I have read the internet stories about it but I do not think it is as bad as they say. I still have my weed whacker, chain saw, lawn mowers, generators, and of course I work on lots of other people's generators and I don't see any problems I can point to as ethanol. Not to say I think it is any good, I think people should eat corn and put petroleum in their gas tanks, or better yet let the market figure it out, but here are the major carb failures I see often:
- Machine left to sit in the rain, water goes into bottom of tank, clogs up float bowl with galvanic corrosion due to dissimilar metals that were never meant to see water
- Machine subjected to dirty fuel, dirt/bugs in gas tank plug fuel lines, etc.
- Machine left to sit a year with fuel valve open, little by little gas from tank flows by gravity and gets distilled off in the float bowl until all that is left is a brown substance resembling dried up wood varnish
This last one is a bit annoying as the horrible smelling MTBE stuff they used to use in the 90s and early 2000s seemed to dry into a white powder that never bothered anything, but the stuff before that dried to the brown varnish like we have now so I guess things go around full circle sometimes.

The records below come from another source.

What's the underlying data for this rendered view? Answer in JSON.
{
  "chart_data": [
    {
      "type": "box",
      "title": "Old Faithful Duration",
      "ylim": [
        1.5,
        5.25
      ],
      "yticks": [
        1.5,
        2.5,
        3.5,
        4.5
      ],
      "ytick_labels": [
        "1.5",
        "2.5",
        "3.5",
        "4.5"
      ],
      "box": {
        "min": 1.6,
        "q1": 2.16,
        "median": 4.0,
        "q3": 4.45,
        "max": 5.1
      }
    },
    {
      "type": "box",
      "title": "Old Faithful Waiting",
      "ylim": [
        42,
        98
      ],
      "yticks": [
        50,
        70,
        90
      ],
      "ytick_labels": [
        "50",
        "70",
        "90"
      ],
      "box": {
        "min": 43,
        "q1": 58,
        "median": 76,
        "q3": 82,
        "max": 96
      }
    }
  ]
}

Birkin this hippie gas blend we have in CA has to much methanol in it. Methanol is hygroscopic and will pick up moisture, well guess what happens to that moisture, it collects. bottoms of fuel tanks and carburetors are the usual places that you're sure to find its footprints.
A friend has a mid 80's corvette they bought brand new, California car zero corrosion. Other than the bottom of the fuel tank that started leaking while they were out of country for a month. Nice surprise coming back to a house that wreaks of gasoline and a car sitting in giant puddle of it in the same room with the water heater.